The Best And Worst Of The 2016 Sydney Film Festival, Reviewed
Sorry, the movie about Daniel Radcliffe's farting corpse is a bit of a stinker.
The Film That Will Make You Miss Rock Eisteddfod
Contemporary Colour, dir. Turner Ross and Bill Ross
Starring: David Byrne, Ira Glass
Reviewed by: Lauren Caroll Harris
There is a niche for everyone hidden in the sprawl of the 50 states and 300 million-strong populace of the United States of America: uber-orthodox Jews, hunting maniacs, gunshow enthusiasts, Amish purists. This doco opened my eyes to a subculture clustered around Colour Guard: an activity which involves high-school teams from around the country competing in synchronised contemporary dance sequences. The shows are like steroidal Eisteddfods — big stages, glitter eyeshadow, shiny leotards, ribbon-twirling, self-serious dance teachers — but fronted on a huge scale and clearly with loads of money behind them.
Talking Heads front-man David Byrne must have come across a Colour Guard show on TV at 2am one night, because he’s now really into it. He organised a super-special one last year, teaming the Colour Guard dancers with artists like Nelly Furtado and St Vincent, who all wrote original music for the night. This American Life host Ira Glass is involved too, and he’s as nerdy and sweet as you’d expect.

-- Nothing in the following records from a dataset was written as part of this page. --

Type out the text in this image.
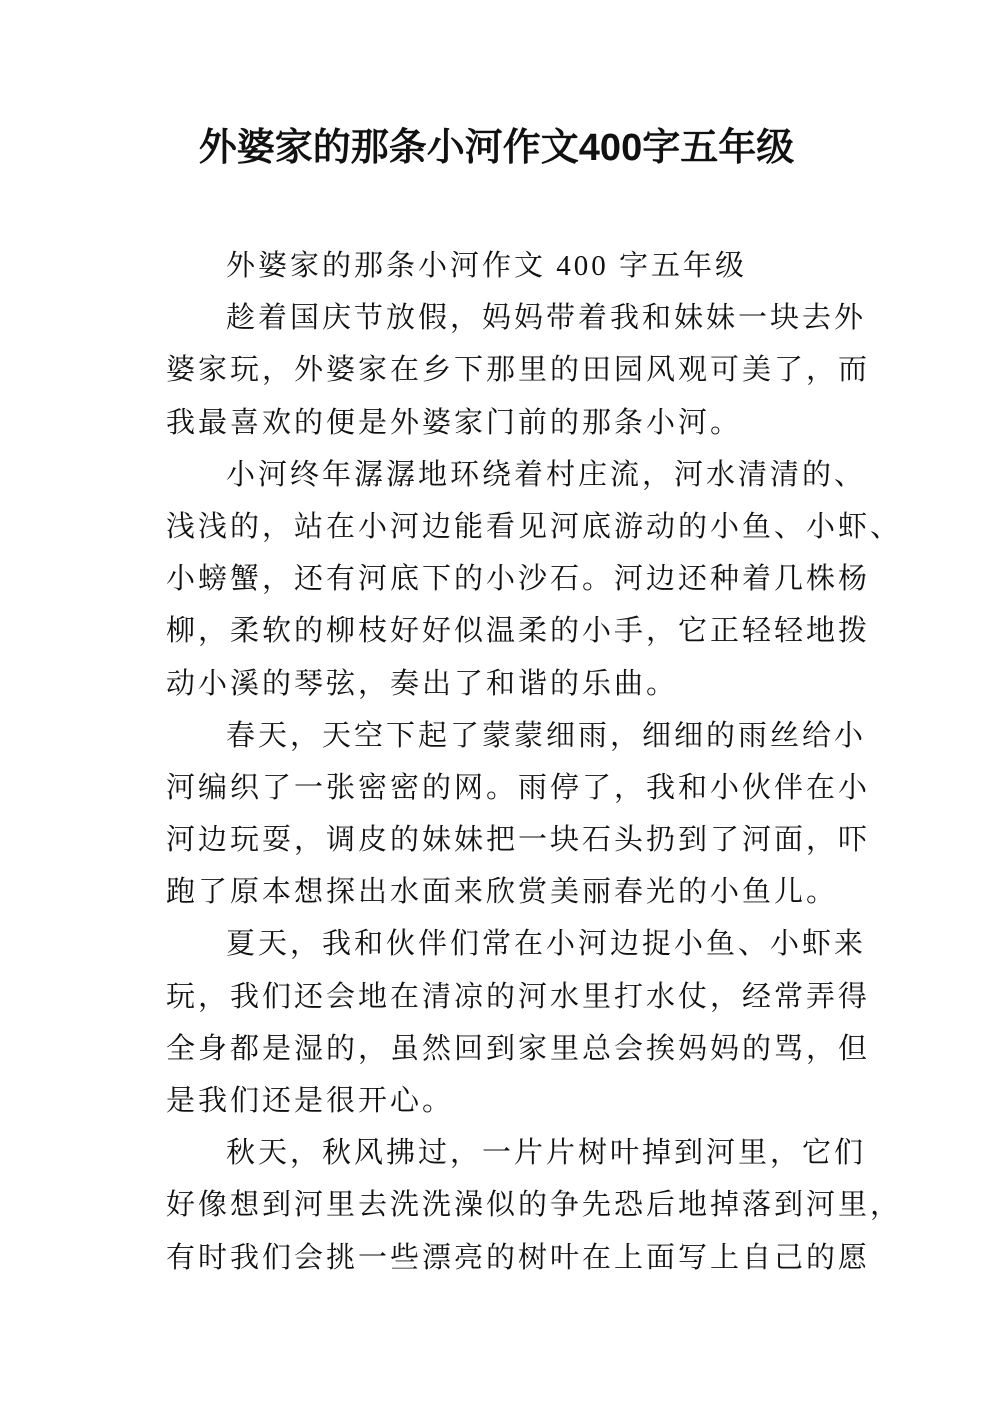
外婆家的那条小河作文400字五年级
外婆家的那条小河作文 400 字五年级
趁着国庆节放假，妈妈带着我和妹妹一块去外
婆家玩，外婆家在乡下那里的田园风观可美了，而
我最喜欢的便是外婆家门前的那条小河。
小河终年潺潺地环绕着村庄流，河水清清的、
浅浅的，站在小河边能看见河底游动的小鱼、小虾、
小螃蟹，还有河底下的小沙石。河边还种着几株杨
柳，柔软的柳枝好好似温柔的小手，它正轻轻地拨
动小溪的琴弦，奏出了和谐的乐曲。
春天，天空下起了蒙蒙细雨，细细的雨丝给小
河编织了一张密密的网。雨停了，我和小伙伴在小
河边玩耍，调皮的妹妹把一块石头扔到了河面，吓
跑了原本想探出水面来欣赏美丽春光的小鱼儿。
夏天，我和伙伴们常在小河边捉小鱼、小虾来
玩，我们还会地在清凉的河水里打水仗，经常弄得
全身都是湿的，虽然回到家里总会挨妈妈的骂，但
是我们还是很开心。
秋天，秋风拂过，一片片树叶掉到河里，它们
好像想到河里去洗洗澡似的争先恐后地掉落到河里，
有时我们会挑一些漂亮的树叶在上面写上自己的愿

Byrne helped perfect the concert doco genre with Jonathon Demme in 1984 with Stop Making Sense, so this new film project is an interesting match and should be appealing to fans of the genre. The thing about documentaries like Contemporary Colour — observed, attentive to detail, faithful to the subjects — is that they can collect and display a lot without bringing any specific perspective to the material. The directors, the very young Ross brothers, play things pretty straight like a long MTV video clip: it really is a record of one night of performance, with the film’s structure following the proceedings sequentially from the show’s start to finish. The production values are endlessly high, with the editing synched rhythmically and beautifully to the music and dance plunging us right into the sweaty, high pressure atmosphere.

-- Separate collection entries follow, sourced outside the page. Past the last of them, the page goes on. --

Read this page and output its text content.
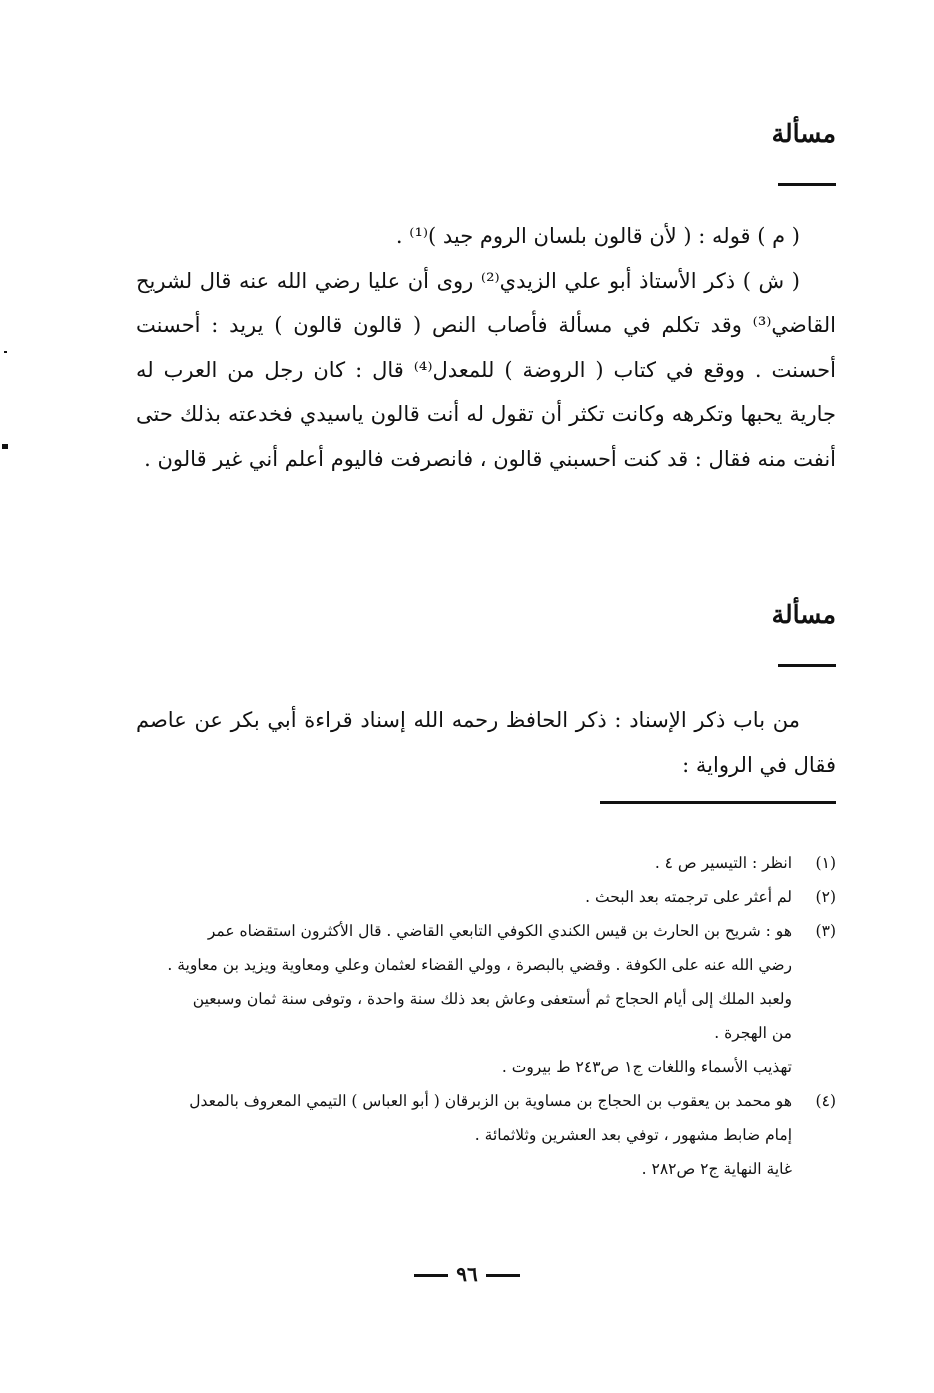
مسألة

( م ) قوله : ( لأن قالون بلسان الروم جيد )⁽¹⁾ .

( ش ) ذكر الأستاذ أبو علي الزيدي⁽²⁾ روى أن عليا رضي الله عنه قال لشريح القاضي⁽³⁾ وقد تكلم في مسألة فأصاب النص ( قالون قالون ) يريد : أحسنت أحسنت . ووقع في كتاب ( الروضة ) للمعدل⁽⁴⁾ قال : كان رجل من العرب له جارية يحبها وتكرهه وكانت تكثر أن تقول له أنت قالون ياسيدي فخدعته بذلك حتى أنفت منه فقال : قد كنت أحسبني قالون ، فانصرفت فاليوم أعلم أني غير قالون .

مسألة

من باب ذكر الإسناد : ذكر الحافظ رحمه الله إسناد قراءة أبي بكر عن عاصم فقال في الرواية :

(١)
انظر : التيسير ص ٤ .
(٢)
لم أعثر على ترجمته بعد البحث .
(٣)
هو : شريح بن الحارث بن قيس الكندي الكوفي التابعي القاضي . قال الأكثرون استقضاه عمر
رضي الله عنه على الكوفة . وقضي بالبصرة ، وولي القضاء لعثمان وعلي ومعاوية ويزيد بن معاوية .
ولعبد الملك إلى أيام الحجاج ثم أستعفى وعاش بعد ذلك سنة واحدة ، وتوفى سنة ثمان وسبعين
من الهجرة .
تهذيب الأسماء واللغات ج١ ص٢٤٣ ط بيروت .
(٤)
هو محمد بن يعقوب بن الحجاج بن مساوية بن الزبرقان ( أبو العباس ) التيمي المعروف بالمعدل
إمام ضابط مشهور ، توفي بعد العشرين وثلاثمائة .
غاية النهاية ج٢ ص٢٨٢ .
٩٦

Because the Ross brothers are so obsessed with fidelity to the show, they miss chances to delve into the performers’ lives and motivations, and Byrne remains a distant figure glimpsed only a few times. I wanted to learn more about this little sliver of subcultural life. I suspect that the film will reinforce whatever worldview you bring to it: Colour Guard fans will see it as a devoted rendering to their artform, while people like me who are new to it all will come away thinking that the US is a place where people’s maddest obsessions are indulged and supported.
The moments when Contemporary Colour diverts from the onstage performances and moves to abstraction are the brightest. It imagines one performer dancing under a streetlight in her hometown, and another backlit by the fluoro beam of his garage. It captures the techies’ expressions of incredulity and performers’ glances of wonder off-stage while Byrne wanders the halls singing like a nutty uncle and spectators make the most of their beer and hotdogs. These are the mundane moments in which you realise the depth of the USA’s strangeness, and subsequently, its great appeal.
For fans of: concert docos, music videos, Sparkle Motion.